Quand les enquêtes sur les manipulations de marché et fraudes bancaires se multiplient, peut-on surveiller les banques ? C'est le pari qu'a fait l'association Finance Watch, qui emploie des universitaires spécialisés en finance et des anciens banquiers reconvertis, explique l'un des créateurs de l'association basée à Bruxelles, Thierry Philiponnat.
Le lobby bancaire est-il en train de gagner ?
Il y a une interaction malsaine entre les banques et les Etats et l'on voit indubitablement la pression augmenter sur les responsables politiques. Mais chez nous, qui représentons 100 millions de citoyens européens, nous pensons que la finance doit servire l'économie et la société et non l'inverse.

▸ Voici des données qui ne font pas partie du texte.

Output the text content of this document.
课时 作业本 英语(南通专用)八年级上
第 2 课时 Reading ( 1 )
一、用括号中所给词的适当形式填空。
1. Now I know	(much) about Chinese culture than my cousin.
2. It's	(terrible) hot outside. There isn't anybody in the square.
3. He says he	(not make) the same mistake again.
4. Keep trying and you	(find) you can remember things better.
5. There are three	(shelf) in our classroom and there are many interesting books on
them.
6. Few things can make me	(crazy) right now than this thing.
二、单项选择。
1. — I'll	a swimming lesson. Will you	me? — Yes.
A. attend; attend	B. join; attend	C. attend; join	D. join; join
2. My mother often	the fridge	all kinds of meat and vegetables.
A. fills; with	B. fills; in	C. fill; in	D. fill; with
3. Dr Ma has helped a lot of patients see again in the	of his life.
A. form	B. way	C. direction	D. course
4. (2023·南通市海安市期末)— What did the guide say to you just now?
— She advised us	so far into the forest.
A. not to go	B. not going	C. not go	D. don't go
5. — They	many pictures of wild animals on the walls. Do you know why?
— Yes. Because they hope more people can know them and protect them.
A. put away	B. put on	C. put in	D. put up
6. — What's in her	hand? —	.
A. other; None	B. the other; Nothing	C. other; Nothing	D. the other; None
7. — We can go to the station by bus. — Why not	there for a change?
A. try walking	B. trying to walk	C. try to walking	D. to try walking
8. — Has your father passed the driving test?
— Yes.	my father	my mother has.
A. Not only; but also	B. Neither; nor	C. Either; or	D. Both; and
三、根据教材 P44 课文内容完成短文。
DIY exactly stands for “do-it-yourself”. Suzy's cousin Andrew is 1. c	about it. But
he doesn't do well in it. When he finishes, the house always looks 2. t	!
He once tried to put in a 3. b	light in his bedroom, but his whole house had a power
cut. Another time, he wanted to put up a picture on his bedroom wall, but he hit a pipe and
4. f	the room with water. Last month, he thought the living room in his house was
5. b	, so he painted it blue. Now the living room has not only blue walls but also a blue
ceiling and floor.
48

On ne veut pas mettre le système à bas, car la finance a un rôle d'intérêt général fort... à condition qu'elle soit encadrée. Aujourd'hui, par exemple, les banques ont réussi à convaincre les politiques qu'elles étaient "too big too fail" ("trop importantes pour pouvoir disparaître") alors qu'en réalité, elles sont "too big too manage" ("trop lourdes pour être correctement gérées").
Cela crée une situation d'autant plus néfaste que les banques européennes financent les Etats de la zone euro mais dépendent de ces Etats pour les sauver si elles font faillite du fait de l'incapacité de ces Etats à les rembourser ! Ce n'est simplement pas tenable.
Par ailleurs, on sait que les banques ont reçu près de 1 000 milliards d'euros de la Banque centrale européenne (BCE), et quand BNP Paribas affirme avoir prêté 150 milliards aux entreprises (lien abonnés), il faut se souvenir que son bilan avoisine les 2 000 milliards et que, dedans, il y a 750 milliards de produits dérivés.
Qu'attendez-vous des promesses du candidat François Hollande, notamment sur la réforme bancaire ?
Qu'il la tienne ! L'arrivée de Pascal Canfin au gouvernement ne nous a pas particulièrement ouvert de porte mais, sur ce sujet, nous aimerions que celle du ministère de l'économie le soit. Le communiqué de Pierre Moscovici (PDF), annonçant qu'il lançait cette réforme avec une consultation "auprès des représentants des banques et de la place de Paris, afin de lui faire des propositions pour les modalités de mise en œuvre de cette réforme", nous a prouvé qu'il y avait du travail à faire pour ouvrir le débat. Ce sera un de nos thèmes de lobbying de la rentrée.
Nous voulons aussi que la position des superviseurs soit plus claire sur le rôle des banques françaises dans l'affaire du Libor : pour dire qu'aucune banque n'est concernée, il faut le déterminer par une enquête. Or, celle-ci n'a jamais été lancée... C'est dommage car près de la moitié des produits dérivés dans le monde sont des swaps de taux d'intérêt, dont le niveau a de lourdes conséquences sur les entreprises et les ménages.
Nous ne voulons pas interdire de produits en particulier, sauf les produits dérivés sur les matières premières alimentaires (voir le dessin animé sur le site de l'association), mais réglementer les pratiques. Quand on sait que les produits dérivés représentent 12 fois le PIB mondial, on peut en déduire intuitivement que 90 % de ces produits financiers, censés "couvrir" des risques, n'ont aucune utilité dans l'économie réelle.
Quel regard portez-vous sur les moyens déployés face à la crise ?
Ce qu'on voit en ce moment, c'est la démonstration parfaite qu'on a une BCE qui ne permettra pas de sauver la zone euro. Elle dit, si l'on en croit Mario Draghi, vouloir faire tout ce qui est possible, mais "dans la limite de son mandat", qui est de combattre l'inflation. Or, l'inflation n'est pas un problème aujourd'hui : on se trompe d'ennemi.
Quant à notre monnaie, l'euro, elle est encore très incomplète : on ne peut pas faire tourner la planche à billets pour relancer l'économie, car on n'a pas d'union politique qui permettrait elle-même une union fiscale et budgétaire. L'union bancaire, qui autoriserait un contrôle plus important sur les quelque 6 000 banques de la zone euro – dont certaines sont à l'origine de la crise que nous connaissons aujourd'hui –, n'est pas envisageable sans tout cela. Pour mettre la finance au service de la société et relancer l'économie, il faut plus d'Europe.